FARMERS in the North Pennine SDA have an opportunity to quiz two of Defra's most senior representatives on changes to the Hill Farm Allowance, due to be introduced from January 1, 2007.
Alan Taylor, head of uplands, forestry and soil, and Jane Brown, land use director, will address a meeting organised by the National Beef Association at Hexham Mart on Thursday at 6.30.
The meeting would give those in the SDA a chance to put questions on issues affecting their future straight to the Government officials most directly involved, said Duff Burrell, vice-chairman of the NBA's Northern Council.
"Mr Taylor will speak to the meeting for just 30-40 minutes on Defra's new approach to hill land management and ideas for changes in the hill support system and has agreed to take questions from farmers, with help from Ms Brown, for an hour and a half," he said.
NBA office-holders are taking the Defra officials on a tour of SDA farms across Northumberland earlier in the day and are keen to point out the income problems caused by Mrs Beckett's decision to make the SDA a lower SFP payment region, and other problems caused by CAP reform.
"We will stress that hill farmers, and their livestock, make important contributions to the economic, social, and environmental wellbeing of the uplands," said Mr Burrell, who farms near Alnwick. "However their ability to deliver on all three of these has been undermined by the lower payment on SDA land and we hope better-targeted payments through the successor to the HFA system will help to make up for this.
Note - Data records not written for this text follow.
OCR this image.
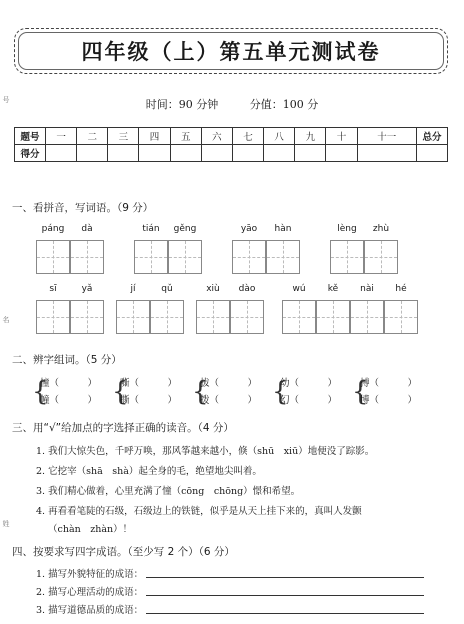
号
名
姓
四年级（上）第五单元测试卷
时间：90 分钟	分值：100 分
题号	一	二	三	四	五	六	七	八	九	十	十一	总分
得分												
一、看拼音，写词语。（9 分）
páng	dà	tián	gěng	yāo	hàn	lèng	zhù
sī	yǎ	jí	qǔ	xiù	dào	wú	kě	nài	hé
二、辨字组词。（5 分）
{
憧（　　　）
幢（　　　） {
嘶（　　　）
撕（　　　） {
拔（　　　）
拨（　　　） {
幼（　　　）
幻（　　　） {
搏（　　　）
博（　　　）
三、用“√”给加点的字选择正确的读音。（4 分）
1. 我们大惊失色，千呼万唤，那风筝越来越小，倏（shū　xiū）地便没了踪影。
2. 它挖宰（shā　shà）起全身的毛，绝望地尖叫着。
3. 我们精心做着，心里充满了憧（cōng　chōng）憬和希望。
4. 再看看笔陡的石级，石级边上的铁链，似乎是从天上挂下来的，真叫人发颤
（chàn　zhàn）！
四、按要求写四字成语。（至少写 2 个）（6 分）
1. 描写外貌特征的成语：
2. 描写心理活动的成语：
3. 描写道德品质的成语：
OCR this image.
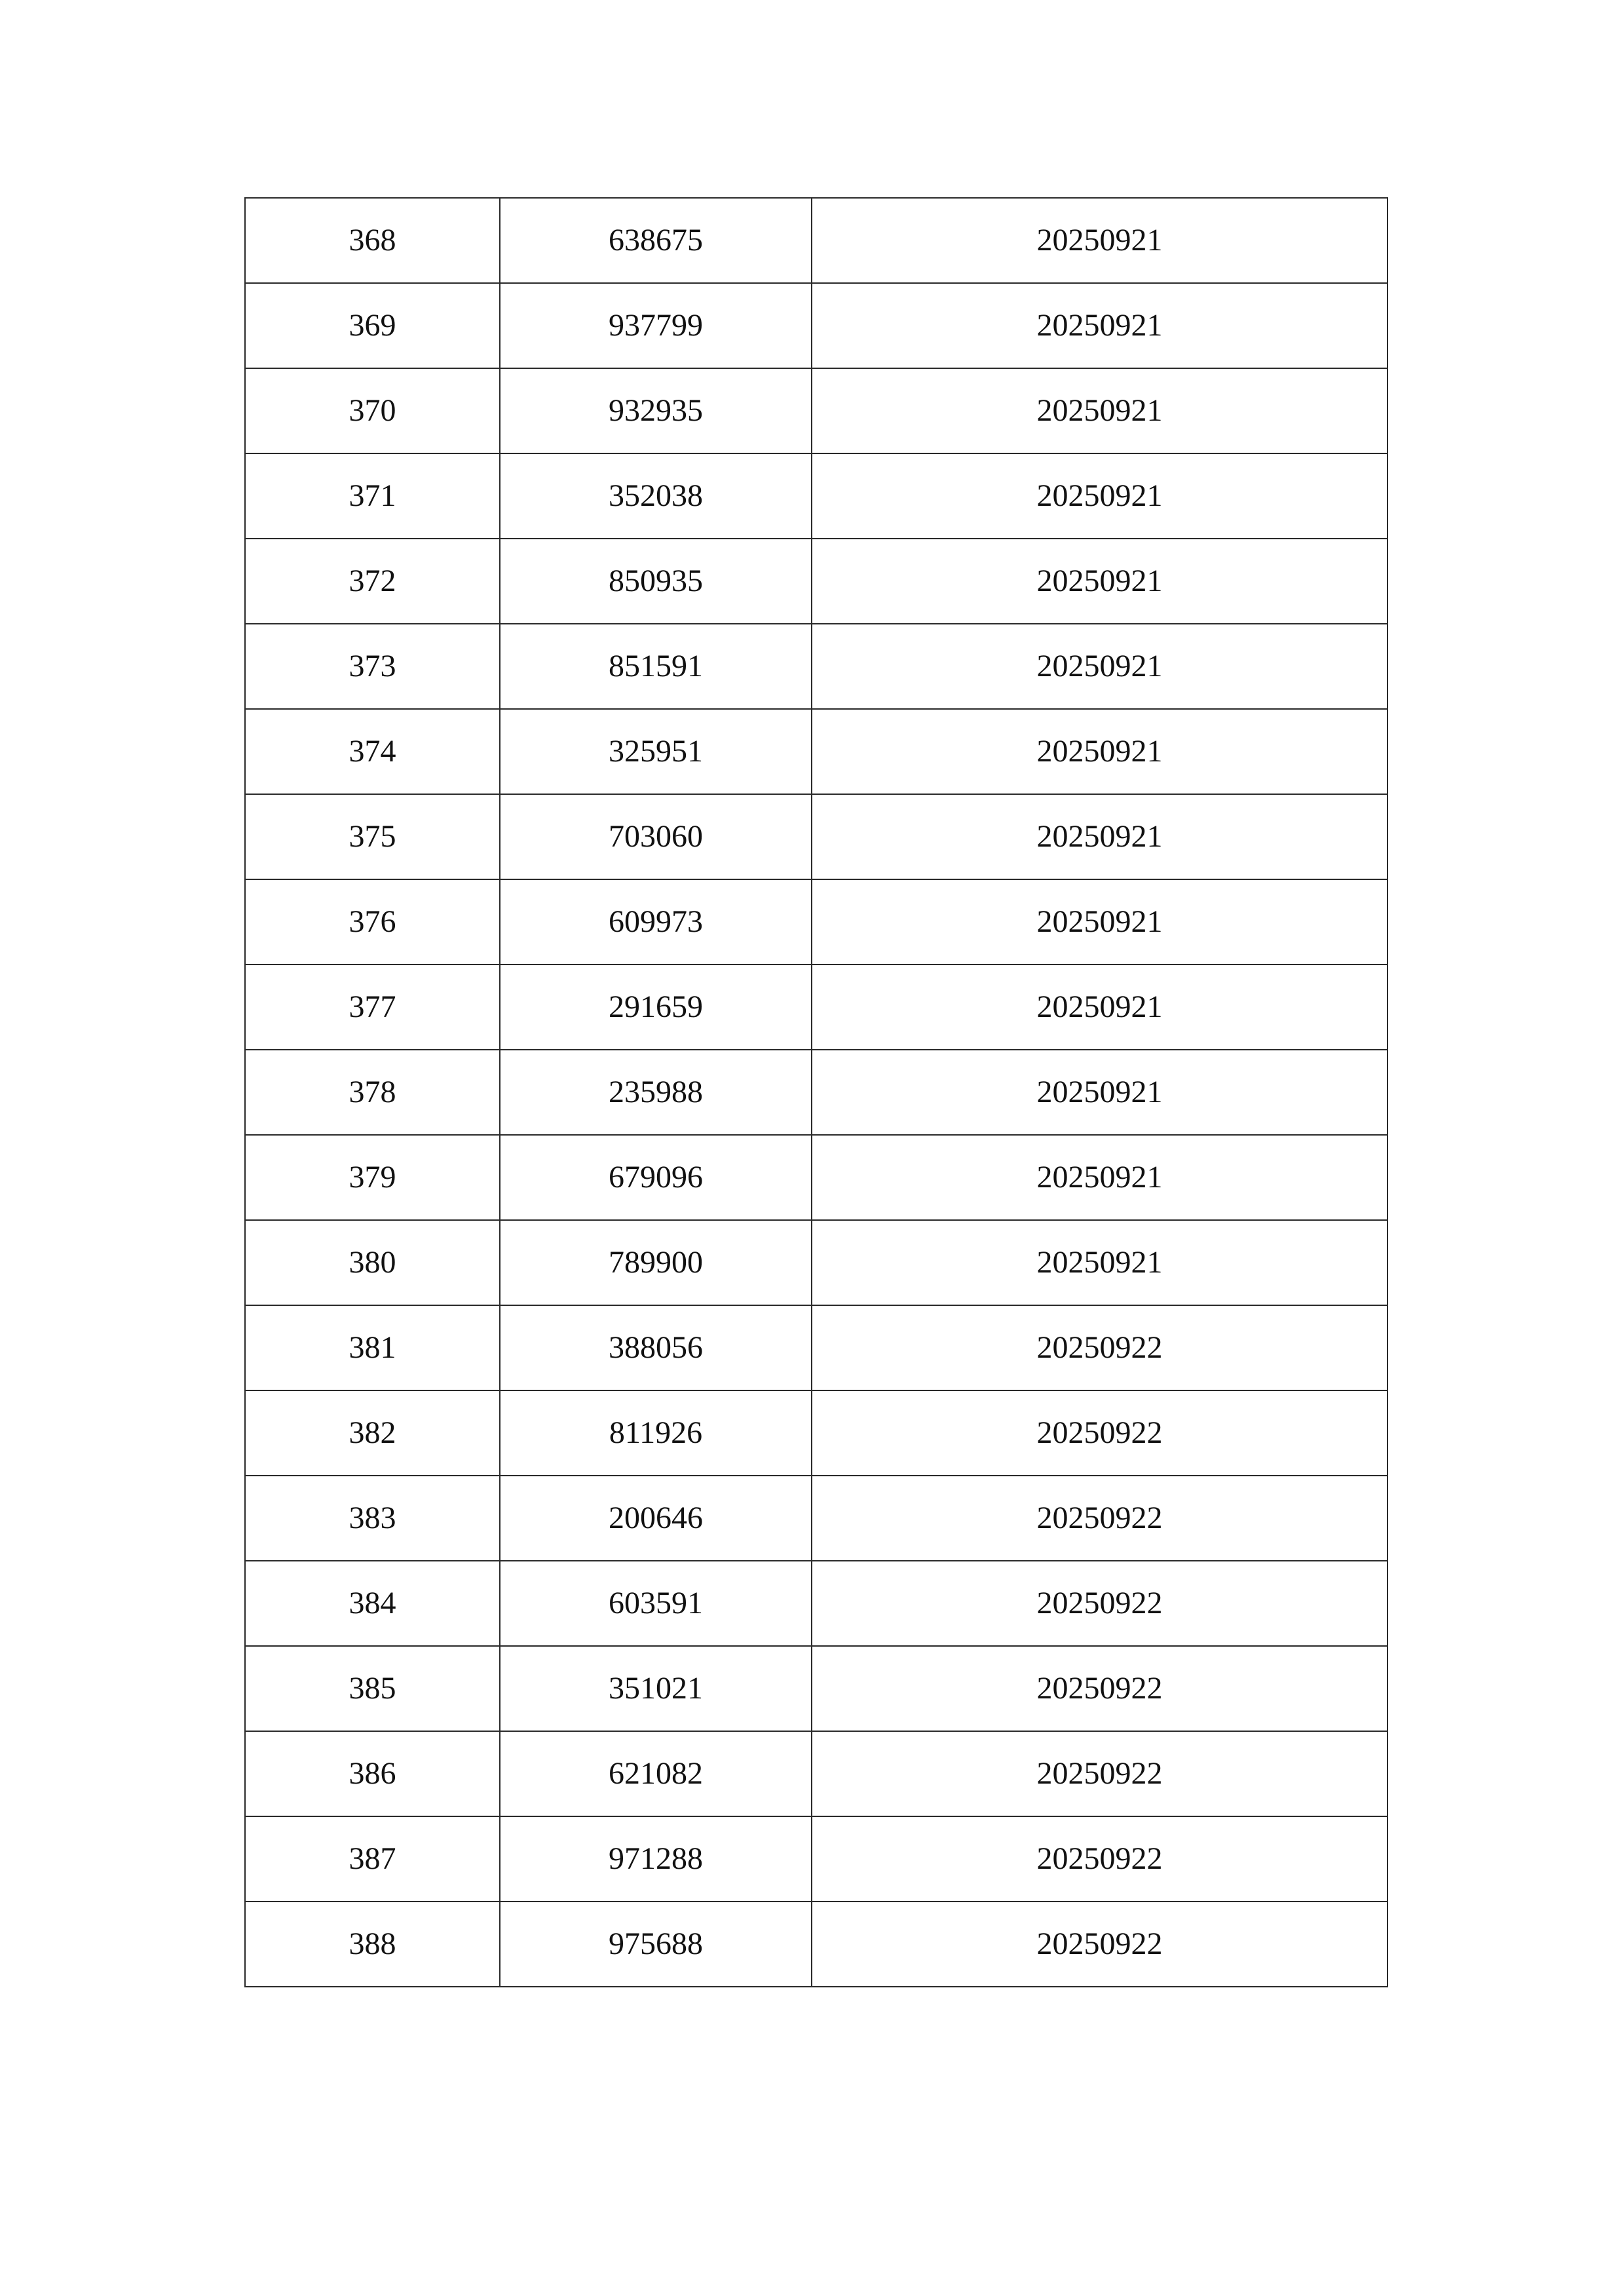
368	638675	20250921
369	937799	20250921
370	932935	20250921
371	352038	20250921
372	850935	20250921
373	851591	20250921
374	325951	20250921
375	703060	20250921
376	609973	20250921
377	291659	20250921
378	235988	20250921
379	679096	20250921
380	789900	20250921
381	388056	20250922
382	811926	20250922
383	200646	20250922
384	603591	20250922
385	351021	20250922
386	621082	20250922
387	971288	20250922
388	975688	20250922
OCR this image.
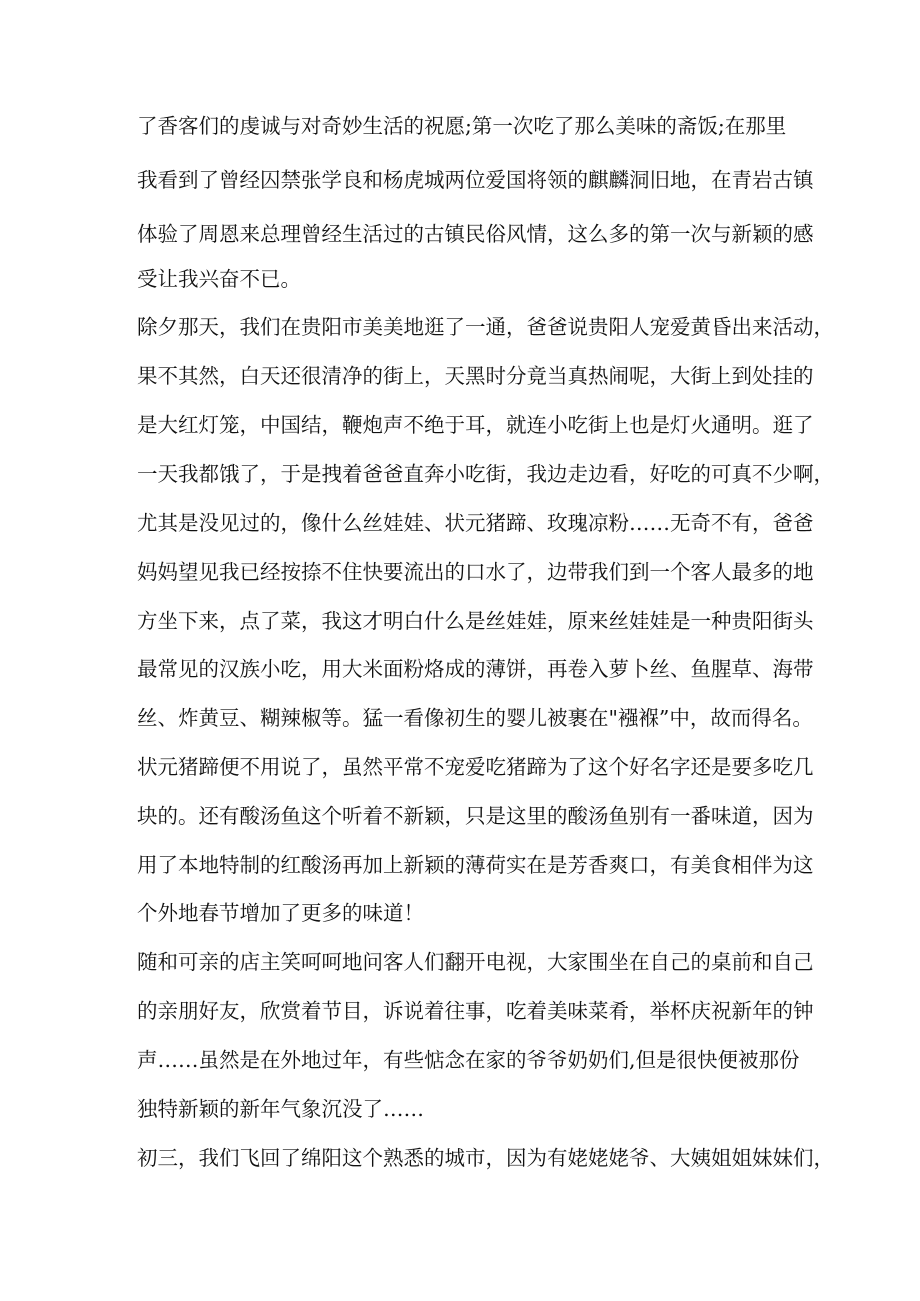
了香客们的虔诚与对奇妙生活的祝愿;第一次吃了那么美味的斋饭;在那里
我看到了曾经囚禁张学良和杨虎城两位爱国将领的麒麟洞旧地，在青岩古镇
体验了周恩来总理曾经生活过的古镇民俗风情，这么多的第一次与新颖的感
受让我兴奋不已。
除夕那天，我们在贵阳市美美地逛了一通，爸爸说贵阳人宠爱黄昏出来活动，
果不其然，白天还很清净的街上，天黑时分竟当真热闹呢，大街上到处挂的
是大红灯笼，中国结，鞭炮声不绝于耳，就连小吃街上也是灯火通明。逛了
一天我都饿了，于是拽着爸爸直奔小吃街，我边走边看，好吃的可真不少啊，
尤其是没见过的，像什么丝娃娃、状元猪蹄、玫瑰凉粉……无奇不有，爸爸
妈妈望见我已经按捺不住快要流出的口水了，边带我们到一个客人最多的地
方坐下来，点了菜，我这才明白什么是丝娃娃，原来丝娃娃是一种贵阳街头
最常见的汉族小吃，用大米面粉烙成的薄饼，再卷入萝卜丝、鱼腥草、海带
丝、炸黄豆、糊辣椒等。猛一看像初生的婴儿被裹在"襁褓”中，故而得名。
状元猪蹄便不用说了，虽然平常不宠爱吃猪蹄为了这个好名字还是要多吃几
块的。还有酸汤鱼这个听着不新颖，只是这里的酸汤鱼别有一番味道，因为
用了本地特制的红酸汤再加上新颖的薄荷实在是芳香爽口，有美食相伴为这
个外地春节增加了更多的味道！
随和可亲的店主笑呵呵地问客人们翻开电视，大家围坐在自己的桌前和自己
的亲朋好友，欣赏着节目，诉说着往事，吃着美味菜肴，举杯庆祝新年的钟
声……虽然是在外地过年，有些惦念在家的爷爷奶奶们,但是很快便被那份
独特新颖的新年气象沉没了……
初三，我们飞回了绵阳这个熟悉的城市，因为有姥姥姥爷、大姨姐姐妹妹们，
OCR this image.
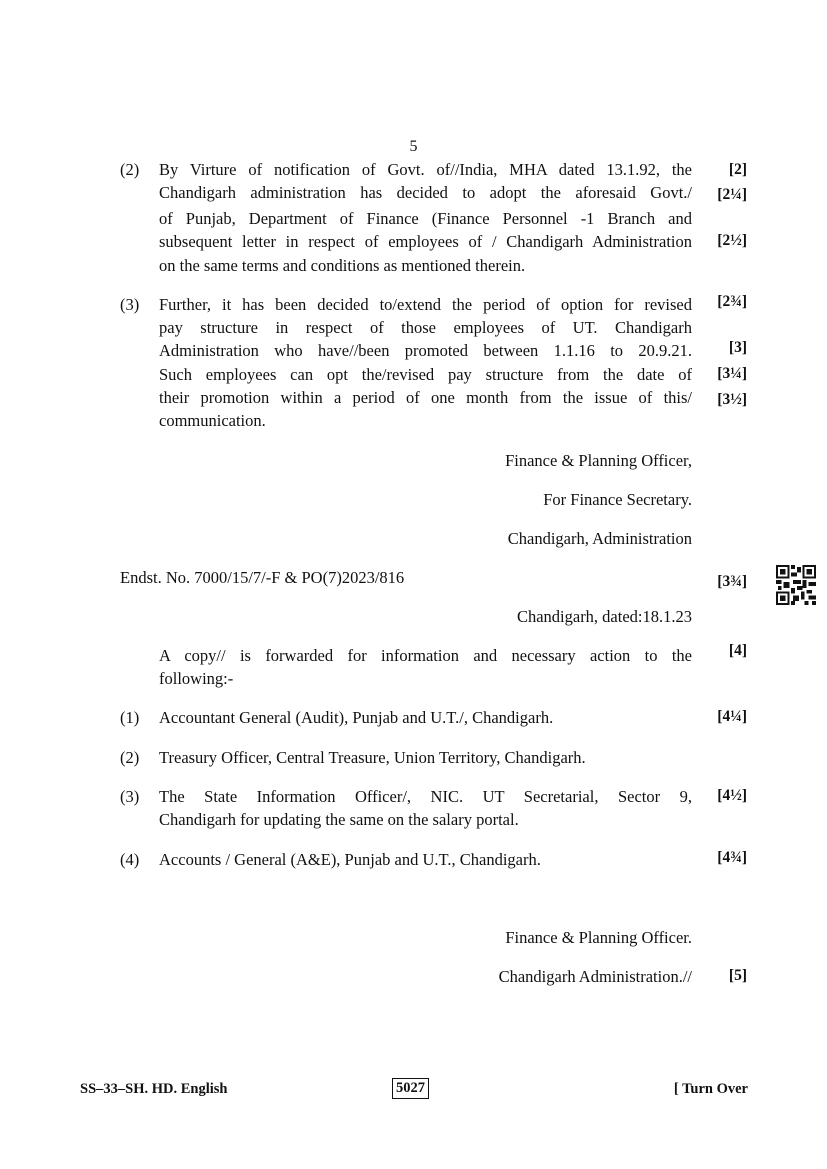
5
(2) By Virture of notification of Govt. of//India, MHA dated 13.1.92, the
Chandigarh administration has decided to adopt the aforesaid Govt./
of Punjab, Department of Finance (Finance Personnel -1 Branch and
subsequent letter in respect of employees of / Chandigarh Administration
on the same terms and conditions as mentioned therein.
(3) Further, it has been decided to/extend the period of option for revised
pay structure in respect of those employees of UT. Chandigarh
Administration who have//been promoted between 1.1.16 to 20.9.21.
Such employees can opt the/revised pay structure from the date of
their promotion within a period of one month from the issue of this/
communication.
Finance & Planning Officer,
For Finance Secretary.
Chandigarh, Administration
Endst. No. 7000/15/7/-F & PO(7)2023/816
Chandigarh, dated:18.1.23
A copy// is forwarded for information and necessary action to the
following:-
(1) Accountant General (Audit), Punjab and U.T./, Chandigarh.
(2) Treasury Officer, Central Treasure, Union Territory, Chandigarh.
(3) The State Information Officer/, NIC. UT Secretarial, Sector 9,
Chandigarh for updating the same on the salary portal.
(4) Accounts / General (A&E), Punjab and U.T., Chandigarh.
Finance & Planning Officer.
Chandigarh Administration.//
[2]
[2¼]
[2½]
[2¾]
[3]
[3¼]
[3½]
[3¾]
[4]
[4¼]
[4½]
[4¾]
[5]
SS–33–SH. HD. English	5027	[ Turn Over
"We have no doubt that farmers from Weardale, Alston Moor, Allendale, the North Tyne, Redesdale, Coquetdale and Alnwick have their own thoughts on how hill land should be managed and we want them to come to the meeting and find out how these fit in with Defra's.
"Current signs are that Defra is listening hard to environmental thinking and we believe it is important that it listens just as carefully to the people who actively manage the land and appreciates the importance of the continued presence of farmers able to earn a living through keeping hill stock."